Baseball Hall of Fame 2023

I posted a hypothetical hall of fame ballot way back in 2007 and decided to do this year’s version before they announce the result. There are 28 players on the list, half of them for the first time.

Scott Rolen – Almost
Todd Helton – No
Billy Wagner – No
Andruw Jones – No
Gary Sheffield – No
Alex Rodriguez – Yes
Jeff Kent – Almost
Manny Ramirez – Yes
Omar Vizquel – No
Andy Pettitte – No
Jimmy Rollins – No
Bobby Abreu – No
Mark Buehrle – No
Torii Hunter – No
Carlos Beltrán – Almost
John Lackey – No
Jered Weaver – No
Jacoby Ellsbury – No
Matt Cain – No
Jhonny Peralta – No
Jayson Werth – No
J.J. Hardy – No
Mike Napoli – No
Bronson Arroyo – No
R.A. Dickey – No
Francisco Rodríguez – No
Andre Ethier – No
Huston Street – No

Also, Fred McGriff was elected by one of the committees this year. To me McGriff represents possibly the best example of the “small hall” versus “big hall” points of view. The small hall thinks admission should be only for those whose greatness is beyond a shadow of a doubt, wheras the large hall thinks admission is a good capstone for a career full of solid contributions.
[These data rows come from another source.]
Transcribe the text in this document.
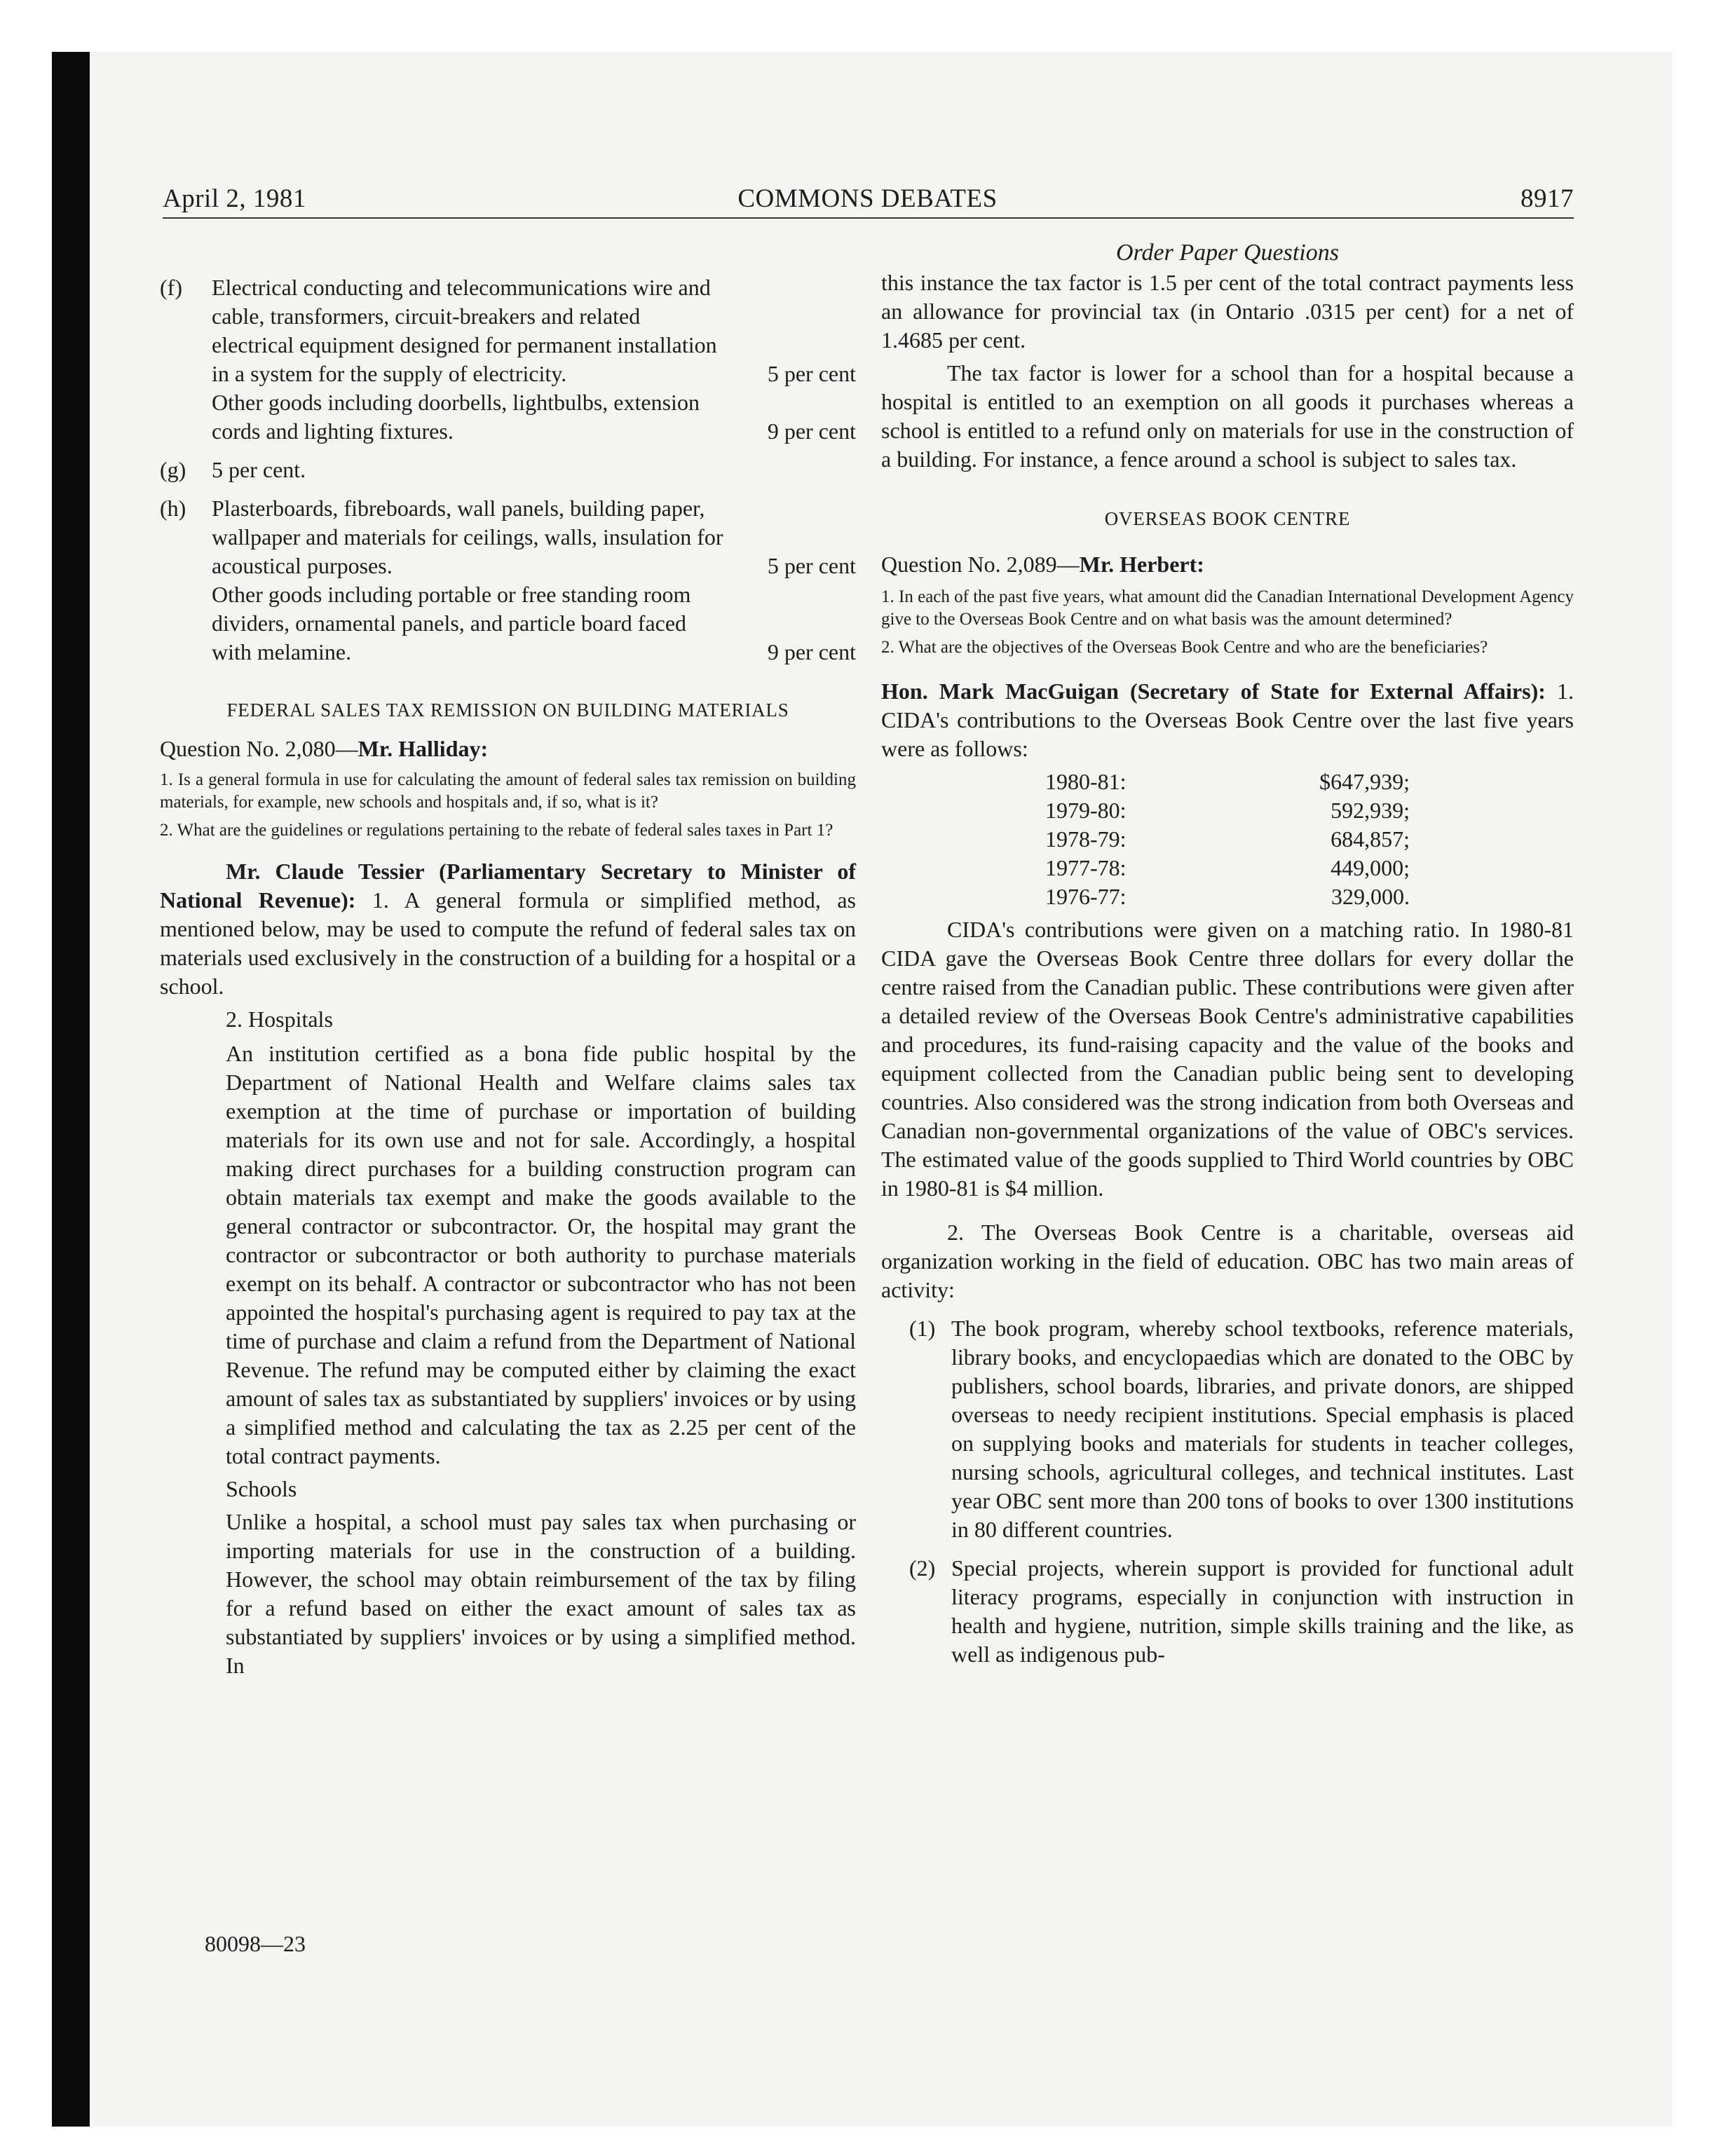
April 2, 1981	COMMONS DEBATES	8917
(f)	Electrical conducting and telecommunications wire and cable, transformers, circuit-breakers and related electrical equipment designed for permanent installation in a system for the supply of electricity.	5 per cent
Other goods including doorbells, lightbulbs, extension cords and lighting fixtures.	9 per cent
(g)	5 per cent.
(h)	Plasterboards, fibreboards, wall panels, building paper, wallpaper and materials for ceilings, walls, insulation for acoustical purposes.	5 per cent
Other goods including portable or free standing room dividers, ornamental panels, and particle board faced with melamine.	9 per cent

FEDERAL SALES TAX REMISSION ON BUILDING MATERIALS

Question No. 2,080—Mr. Halliday:

1. Is a general formula in use for calculating the amount of federal sales tax remission on building materials, for example, new schools and hospitals and, if so, what is it?

2. What are the guidelines or regulations pertaining to the rebate of federal sales taxes in Part 1?

Mr. Claude Tessier (Parliamentary Secretary to Minister of National Revenue): 1. A general formula or simplified method, as mentioned below, may be used to compute the refund of federal sales tax on materials used exclusively in the construction of a building for a hospital or a school.

2. Hospitals

An institution certified as a bona fide public hospital by the Department of National Health and Welfare claims sales tax exemption at the time of purchase or importation of building materials for its own use and not for sale. Accordingly, a hospital making direct purchases for a building construction program can obtain materials tax exempt and make the goods available to the general contractor or subcontractor. Or, the hospital may grant the contractor or subcontractor or both authority to purchase materials exempt on its behalf. A contractor or subcontractor who has not been appointed the hospital's purchasing agent is required to pay tax at the time of purchase and claim a refund from the Department of National Revenue. The refund may be computed either by claiming the exact amount of sales tax as substantiated by suppliers' invoices or by using a simplified method and calculating the tax as 2.25 per cent of the total contract payments.

Schools

Unlike a hospital, a school must pay sales tax when purchasing or importing materials for use in the construction of a building. However, the school may obtain reimbursement of the tax by filing for a refund based on either the exact amount of sales tax as substantiated by suppliers' invoices or by using a simplified method. In

Order Paper Questions

this instance the tax factor is 1.5 per cent of the total contract payments less an allowance for provincial tax (in Ontario .0315 per cent) for a net of 1.4685 per cent.

The tax factor is lower for a school than for a hospital because a hospital is entitled to an exemption on all goods it purchases whereas a school is entitled to a refund only on materials for use in the construction of a building. For instance, a fence around a school is subject to sales tax.

OVERSEAS BOOK CENTRE

Question No. 2,089—Mr. Herbert:

1. In each of the past five years, what amount did the Canadian International Development Agency give to the Overseas Book Centre and on what basis was the amount determined?

2. What are the objectives of the Overseas Book Centre and who are the beneficiaries?

Hon. Mark MacGuigan (Secretary of State for External Affairs): 1. CIDA's contributions to the Overseas Book Centre over the last five years were as follows:

1980-81:	$647,939;
1979-80:	592,939;
1978-79:	684,857;
1977-78:	449,000;
1976-77:	329,000.

CIDA's contributions were given on a matching ratio. In 1980-81 CIDA gave the Overseas Book Centre three dollars for every dollar the centre raised from the Canadian public. These contributions were given after a detailed review of the Overseas Book Centre's administrative capabilities and procedures, its fund-raising capacity and the value of the books and equipment collected from the Canadian public being sent to developing countries. Also considered was the strong indication from both Overseas and Canadian non-governmental organizations of the value of OBC's services. The estimated value of the goods supplied to Third World countries by OBC in 1980-81 is $4 million.

2. The Overseas Book Centre is a charitable, overseas aid organization working in the field of education. OBC has two main areas of activity:

(1) The book program, whereby school textbooks, reference materials, library books, and encyclopaedias which are donated to the OBC by publishers, school boards, libraries, and private donors, are shipped overseas to needy recipient institutions. Special emphasis is placed on supplying books and materials for students in teacher colleges, nursing schools, agricultural colleges, and technical institutes. Last year OBC sent more than 200 tons of books to over 1300 institutions in 80 different countries.
(2) Special projects, wherein support is provided for functional adult literacy programs, especially in conjunction with instruction in health and hygiene, nutrition, simple skills training and the like, as well as indigenous pub-
80098—23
There have been a little over 20,000 players to play major league baseball, and 270 are in the Hall of Fame, so about 1.35%, though if you filter out the number who only played a few games or even a single season, we’re probably in the 2-3% range. The small hall crowd thinks this should probably be closer to 1%, the large hall is probably more like 5%.
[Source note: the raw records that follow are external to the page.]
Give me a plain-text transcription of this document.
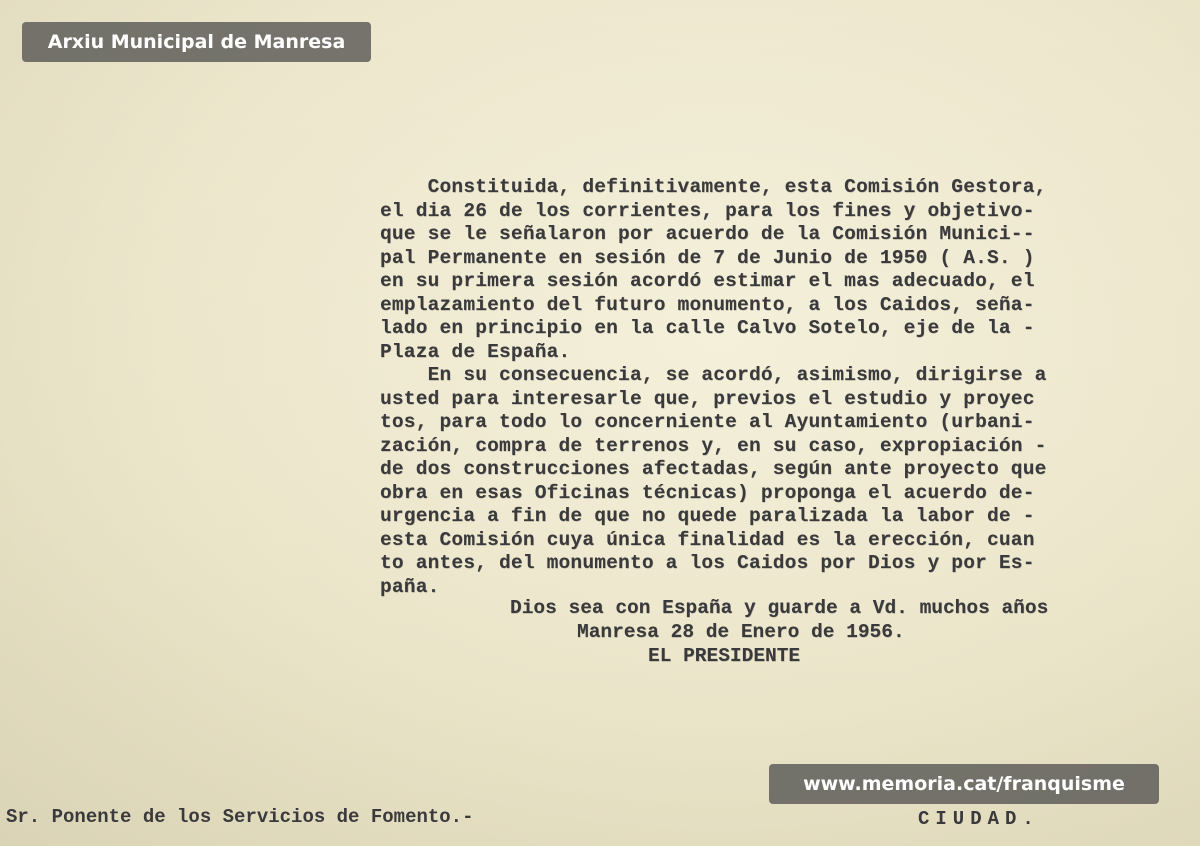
Arxiu Municipal de Manresa
Constituida, definitivamente, esta Comisión Gestora,
el dia 26 de los corrientes, para los fines y objetivo-
que se le señalaron por acuerdo de la Comisión Munici--
pal Permanente en sesión de 7 de Junio de 1950 ( A.S. )
en su primera sesión acordó estimar el mas adecuado, el
emplazamiento del futuro monumento, a los Caidos, seña-
lado en principio en la calle Calvo Sotelo, eje de la -
Plaza de España.
En su consecuencia, se acordó, asimismo, dirigirse a
usted para interesarle que, previos el estudio y proyec
tos, para todo lo concerniente al Ayuntamiento (urbani-
zación, compra de terrenos y, en su caso, expropiación -
de dos construcciones afectadas, según ante proyecto que
obra en esas Oficinas técnicas) proponga el acuerdo de-
urgencia a fin de que no quede paralizada la labor de -
esta Comisión cuya única finalidad es la erección, cuan
to antes, del monumento a los Caidos por Dios y por Es-
paña.
Dios sea con España y guarde a Vd. muchos años
Manresa 28 de Enero de 1956.
EL PRESIDENTE
www.memoria.cat/franquisme
Sr. Ponente de los Servicios de Fomento.-	CIUDAD.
If forced to choose, I would probably land on the small hall side. I look at players like McGriff and Andrew Jones and think they were fantastic players that I would have loved to have on my team, but am I going to reminisce about how dominant they were? No. I’d actually like to see a tiered system where it’s not all or nothing, but we can give these players a more visible place in history while also recognizing those we felt we were lucky to see play, but that’s a post for another day.

The Yeses

As mentioned in 2007, steroids is still a factor, and in 16 years little progress has been made in how to handle that. My only two votes on this years ballots both had suspensions for PEDs late in a career that would have been automatic HoF status up to that point, but they will likely never get in from the writers’ voting as a result of the suspensions.

The Almosts

  • Carlos Beltrán might make it eventually after a long and solid career, but is likely in the penalty box for the Astros cheating scandal, so we’ll think about him next year.
  • Scott Rolen and Jeff Kent were great all-around players but I’d put them in the same tier as McGrifff.
  • Todd Helton played half his games in a hitter’s wonderland and put together a few great seasons and a few good ones, but not enough to make the cut for me.